Private school inspectors are rubber-stamping failing leaders

Private school inspectors are passing certain school leaders even if in their own reports note they are failing, Ofsted has warned.

The watchdog has delivered a mixed verdict on the Independent Schools Inspectorate, the inspection body for members of the Independent Schools Council, after its annual sample check of its reports.

Ofsted was only able to sample 11 ISI reports written, while it also watched two inspections in situ. The ISI carried out 415 inspections last year.

Despite such a small sample size, Ofsted found two reports which did not meet the ISI’s own standards for inspections.

Two “regulatory compliance reports”, which simply check schools meet the independent school standards, found that the schools in question had failed on certain standards.

But rather than failing the school’s leadership for not meeting those standards, the inspectors still signed them off as meeting leadership and management standards.

In each case, inspectors found “failings which indicated that leadership and management were not compliant”, but this did not translate through to their assessment of the school leaders.

This practice goes against the ISI’s own regulatory requirements, Ofsted warned. The rules state that “in considering whether the leadership and management of the school is compliant, inspectors should consider the frequency, severity or extent of any occasions that a school does not also meet the independent school standards”.

The independent schools standards look at the quality of education, the moral and cultural development of pupils, the welfare and health and safety of pupils, the suitability of staff, premises and accommodation, how information is provided, the complaints procedures, and the quality of leadership and management.

In total, 10 of the reports that Ofsted reviewed were compliance inspections for the independent school standards, and only one report focused on educational quality alone.

The watchdog also observed two inspections on site, which it was not asked to do by the Department for Education last year. Except for the two reports which were inconsistent, the other reports were all in line with the ISI’s own standards for inspections.

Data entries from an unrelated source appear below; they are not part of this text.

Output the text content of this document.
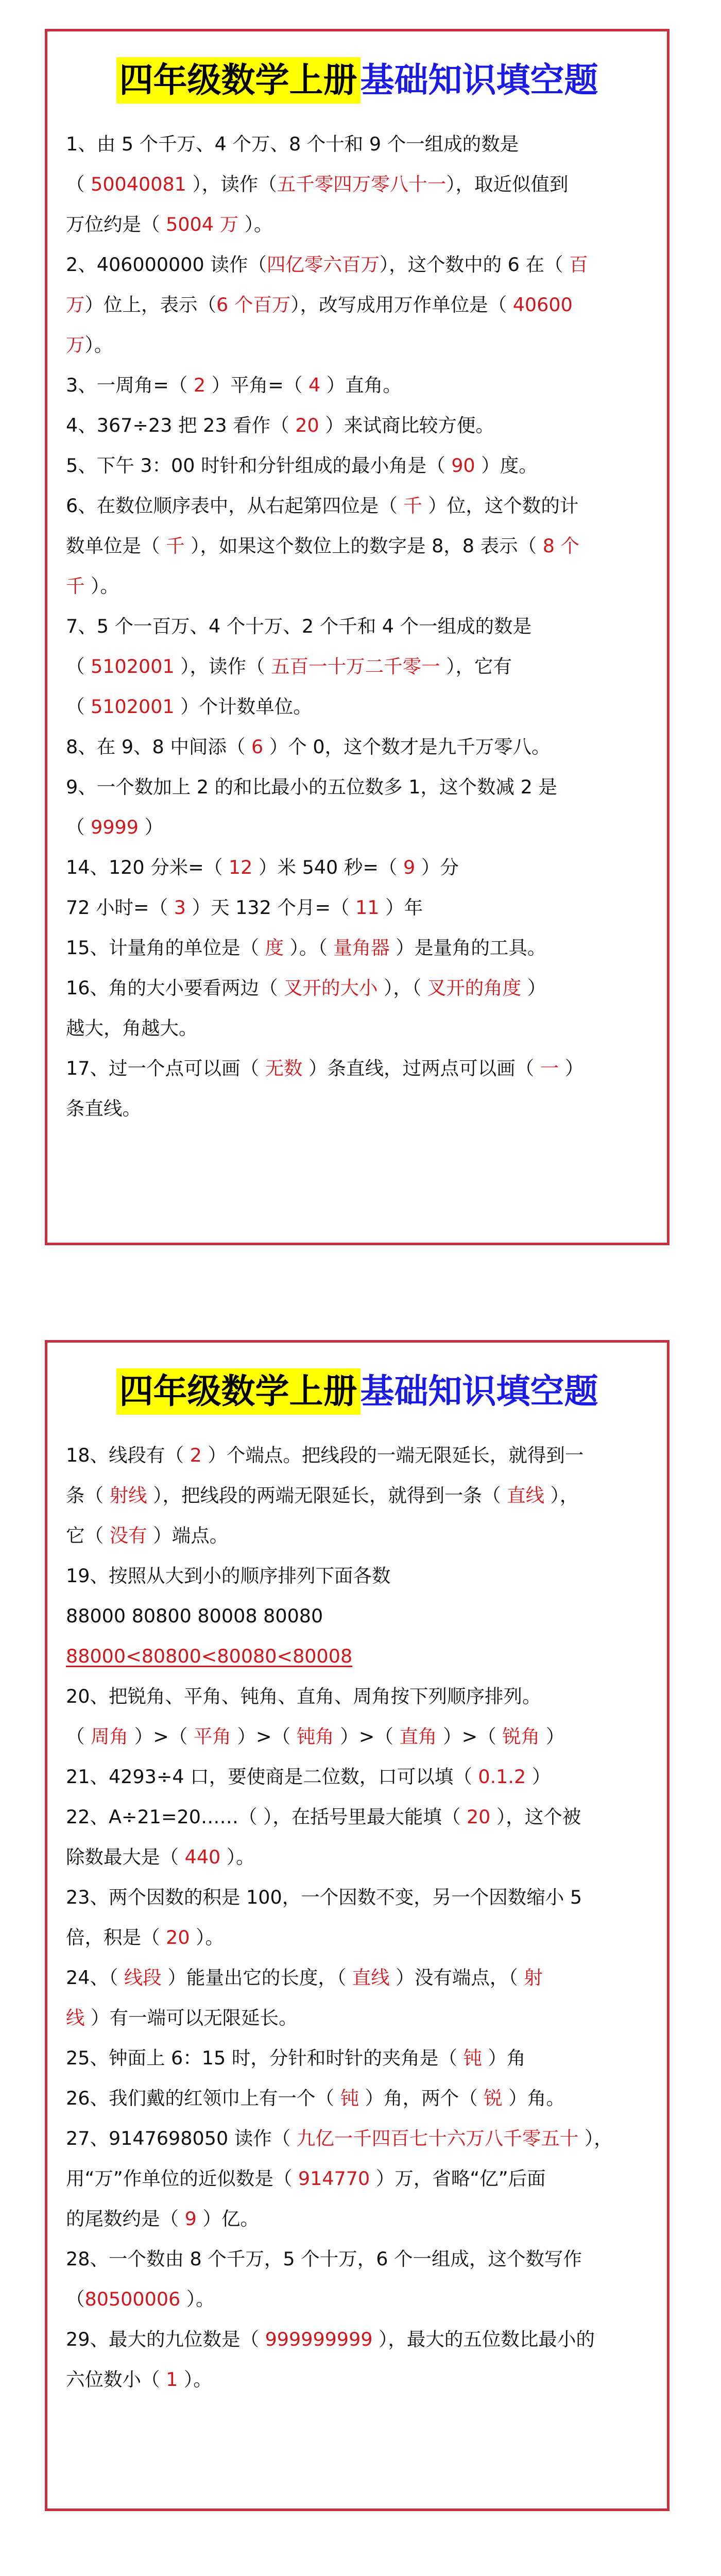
四年级数学上册 基础知识填空题
1、由 5 个千万、4 个万、8 个十和 9 个一组成的数是
（ 50040081 ），读作（五千零四万零八十一），取近似值到
万位约是（ 5004 万 ）。
2、406000000 读作（四亿零六百万），这个数中的 6 在（ 百
万）位上，表示（6 个百万），改写成用万作单位是（ 40600
万）。
3、一周角=（ 2 ）平角=（ 4 ）直角。
4、367÷23 把 23 看作（ 20 ）来试商比较方便。
5、下午 3：00 时针和分针组成的最小角是（ 90 ）度。
6、在数位顺序表中，从右起第四位是（ 千 ）位，这个数的计
数单位是（ 千 ），如果这个数位上的数字是 8，8 表示（ 8 个
千 ）。
7、5 个一百万、4 个十万、2 个千和 4 个一组成的数是
（ 5102001 ），读作（ 五百一十万二千零一 ），它有
（ 5102001 ）个计数单位。
8、在 9、8 中间添（ 6 ）个 0，这个数才是九千万零八。
9、一个数加上 2 的和比最小的五位数多 1，这个数减 2 是
（ 9999 ）
14、120 分米=（ 12 ）米 540 秒=（ 9 ）分
72 小时=（ 3 ）天 132 个月=（ 11 ）年
15、计量角的单位是（ 度 ）。（ 量角器 ）是量角的工具。
16、角的大小要看两边（ 叉开的大小 ），（ 叉开的角度 ）
越大，角越大。
17、过一个点可以画（ 无数 ）条直线，过两点可以画（ 一 ）
条直线。
四年级数学上册 基础知识填空题
18、线段有（ 2 ）个端点。把线段的一端无限延长，就得到一
条（ 射线 ），把线段的两端无限延长，就得到一条（ 直线 ），
它（ 没有 ）端点。
19、按照从大到小的顺序排列下面各数
88000 80800 80008 80080
88000<80800<80080<80008
20、把锐角、平角、钝角、直角、周角按下列顺序排列。
（ 周角 ）>（ 平角 ）>（ 钝角 ）>（ 直角 ）>（ 锐角 ）
21、4293÷4 口，要使商是二位数，口可以填（ 0.1.2 ）
22、A÷21=20……（ ），在括号里最大能填（ 20 ），这个被
除数最大是（ 440 ）。
23、两个因数的积是 100，一个因数不变，另一个因数缩小 5
倍，积是（ 20 ）。
24、（ 线段 ）能量出它的长度，（ 直线 ）没有端点，（ 射
线 ）有一端可以无限延长。
25、钟面上 6：15 时，分针和时针的夹角是（ 钝 ）角
26、我们戴的红领巾上有一个（ 钝 ）角，两个（ 锐 ）角。
27、9147698050 读作（ 九亿一千四百七十六万八千零五十 ），
用“万”作单位的近似数是（ 914770 ）万，省略“亿”后面
的尾数约是（ 9 ）亿。
28、一个数由 8 个千万，5 个十万，6 个一组成，这个数写作
（80500006 ）。
29、最大的九位数是（ 999999999 ），最大的五位数比最小的
六位数小（ 1 ）。
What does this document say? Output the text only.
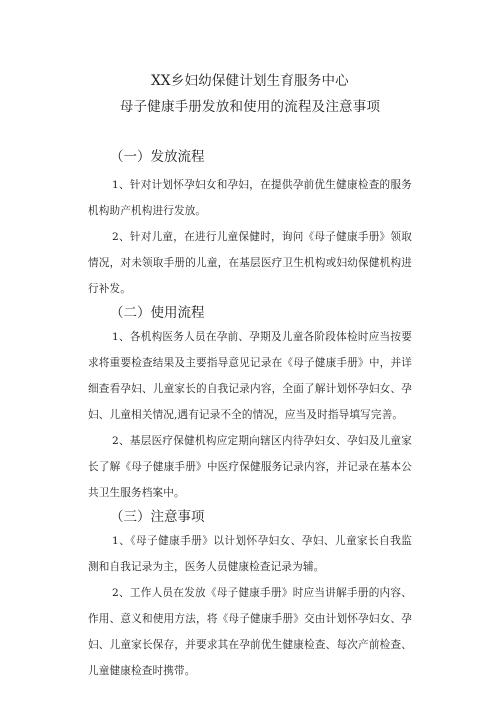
XX乡妇幼保健计划生育服务中心
母子健康手册发放和使用的流程及注意事项
（一）发放流程

1、针对计划怀孕妇女和孕妇，在提供孕前优生健康检查的服务机构助产机构进行发放。

2、针对儿童，在进行儿童保健时，询问《母子健康手册》领取情况，对未领取手册的儿童，在基层医疗卫生机构或妇幼保健机构进行补发。

（二）使用流程

1、各机构医务人员在孕前、孕期及儿童各阶段体检时应当按要求将重要检查结果及主要指导意见记录在《母子健康手册》中，并详细查看孕妇、儿童家长的自我记录内容，全面了解计划怀孕妇女、孕妇、儿童相关情况,遇有记录不全的情况，应当及时指导填写完善。

2、基层医疗保健机构应定期向辖区内待孕妇女、孕妇及儿童家长了解《母子健康手册》中医疗保健服务记录内容，并记录在基本公共卫生服务档案中。

（三）注意事项

1、《母子健康手册》以计划怀孕妇女、孕妇、儿童家长自我监测和自我记录为主，医务人员健康检查记录为辅。

2、工作人员在发放《母子健康手册》时应当讲解手册的内容、作用、意义和使用方法，将《母子健康手册》交由计划怀孕妇女、孕妇、儿童家长保存，并要求其在孕前优生健康检查、每次产前检查、儿童健康检查时携带。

Now Ofsted has recommended that the ISI “ensure that inspectors’ judgments on whether schools meet the independent school standards on leadership and management are in line with the ISI’s guidance”.

But Ofsted couldn’t say whether the ISI should get “continued approval” to inspect private schools because of the “limited range of evidence from monitoring commissioned by the DfE”.

Last year, Ofsted looked at seven ISI compliance reports and found it had been inspecting schools perfectly in line with their own regulations.